The General Accounting Office, the investigative and auditing agency of Congress, said foreign acquisitions as a share of all takeovers have increased from 6% in 1984 to 9% last year to 13% in the first half of this year.
However, of the 1,281 foreign takeovers during the 4 1/2-year period, only 17 were hostile, or resisted by the target company’s board, the GAO said in a letter to Rep. Byron L. Dorgan (D-N.D.)
Dorgan, a member of the tax-writing House Ways and Means Committee who has proposed tax measures designed to curb hostile takeovers, said in an interview Monday that he is concerned by both the increase in hostile mergers generally and by increasing foreign investment in the United States.
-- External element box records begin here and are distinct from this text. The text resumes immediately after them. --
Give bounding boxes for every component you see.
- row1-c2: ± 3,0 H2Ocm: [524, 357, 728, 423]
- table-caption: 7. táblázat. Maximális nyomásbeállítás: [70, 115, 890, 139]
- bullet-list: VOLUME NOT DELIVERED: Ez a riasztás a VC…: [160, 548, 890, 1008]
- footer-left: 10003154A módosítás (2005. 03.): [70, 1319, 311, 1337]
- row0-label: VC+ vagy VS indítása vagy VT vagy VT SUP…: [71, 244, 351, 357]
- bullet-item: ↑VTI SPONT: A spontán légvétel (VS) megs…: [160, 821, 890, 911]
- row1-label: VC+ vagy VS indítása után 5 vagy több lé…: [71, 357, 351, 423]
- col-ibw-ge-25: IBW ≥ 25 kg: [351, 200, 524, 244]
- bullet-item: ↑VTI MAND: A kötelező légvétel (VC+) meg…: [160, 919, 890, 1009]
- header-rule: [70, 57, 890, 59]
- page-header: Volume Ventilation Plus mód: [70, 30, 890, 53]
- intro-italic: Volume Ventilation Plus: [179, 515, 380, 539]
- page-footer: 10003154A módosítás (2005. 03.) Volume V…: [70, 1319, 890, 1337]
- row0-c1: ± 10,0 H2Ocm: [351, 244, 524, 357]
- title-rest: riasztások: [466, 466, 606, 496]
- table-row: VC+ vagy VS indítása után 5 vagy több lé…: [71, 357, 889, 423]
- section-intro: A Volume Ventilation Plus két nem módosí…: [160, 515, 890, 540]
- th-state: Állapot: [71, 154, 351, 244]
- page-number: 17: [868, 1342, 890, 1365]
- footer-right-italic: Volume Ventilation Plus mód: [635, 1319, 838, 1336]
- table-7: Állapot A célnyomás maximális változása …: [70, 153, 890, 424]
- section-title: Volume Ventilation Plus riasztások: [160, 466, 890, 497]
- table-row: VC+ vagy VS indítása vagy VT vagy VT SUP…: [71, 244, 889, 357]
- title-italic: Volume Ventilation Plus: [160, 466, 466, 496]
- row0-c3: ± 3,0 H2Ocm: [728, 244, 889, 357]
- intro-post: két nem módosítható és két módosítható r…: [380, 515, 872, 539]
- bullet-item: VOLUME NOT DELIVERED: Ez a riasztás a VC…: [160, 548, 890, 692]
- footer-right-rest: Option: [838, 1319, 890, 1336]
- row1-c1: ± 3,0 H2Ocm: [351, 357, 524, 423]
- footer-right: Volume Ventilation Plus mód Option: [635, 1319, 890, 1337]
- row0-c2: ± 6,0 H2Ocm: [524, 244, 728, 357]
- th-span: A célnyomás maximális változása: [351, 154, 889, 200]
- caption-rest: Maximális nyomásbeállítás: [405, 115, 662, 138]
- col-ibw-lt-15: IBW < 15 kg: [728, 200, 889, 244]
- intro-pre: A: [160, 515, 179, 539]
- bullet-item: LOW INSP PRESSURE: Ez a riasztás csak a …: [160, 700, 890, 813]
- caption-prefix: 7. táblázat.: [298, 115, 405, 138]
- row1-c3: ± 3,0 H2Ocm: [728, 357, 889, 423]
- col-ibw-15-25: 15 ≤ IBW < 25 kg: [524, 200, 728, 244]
The steady rise until last year of the U.S. trade deficit has put more dollars in the hands of foreigners, who have in turn spent them on investments in the United States.
Much of the foreign investment has been in real estate and government securities, but Dorgan said the GAO’s figures indicate that foreigners also are buying up U.S. corporations.
“I think that raises some general policy questions that Congress has to address. . . . If you have broad foreign ownership of American assets, the question is, Who are Americans working for? Where is the income stream from those assets directed?” Dorgan said.
Other economic observers, among them Federal Reserve Board Chairman Alan Greenspan, say foreign investment can be seen as a vote of confidence in the strength of the U.S. economy. They point out that foreign investment in American firms creates jobs for U.S. citizens.
Between 1984 and mid-1988, there were 25 attempted hostile takeovers by foreigners, and 17 of them were successful. That compares to a total of 77 hostile takeovers out of 191 attempts.
Dorgan said the relative success rates--68% for foreign hostile bids, compared to 40% for contested bids generally--indicate that foreign tax laws or some difference in regulation may give foreign bidders an advantage over U.S. bidders.
British firms accounted for eight of the 17 foreign unfriendly mergers. Three were by Canadian companies, two by French firms and one each by Dutch, Japanese, Swedish and Swiss investors.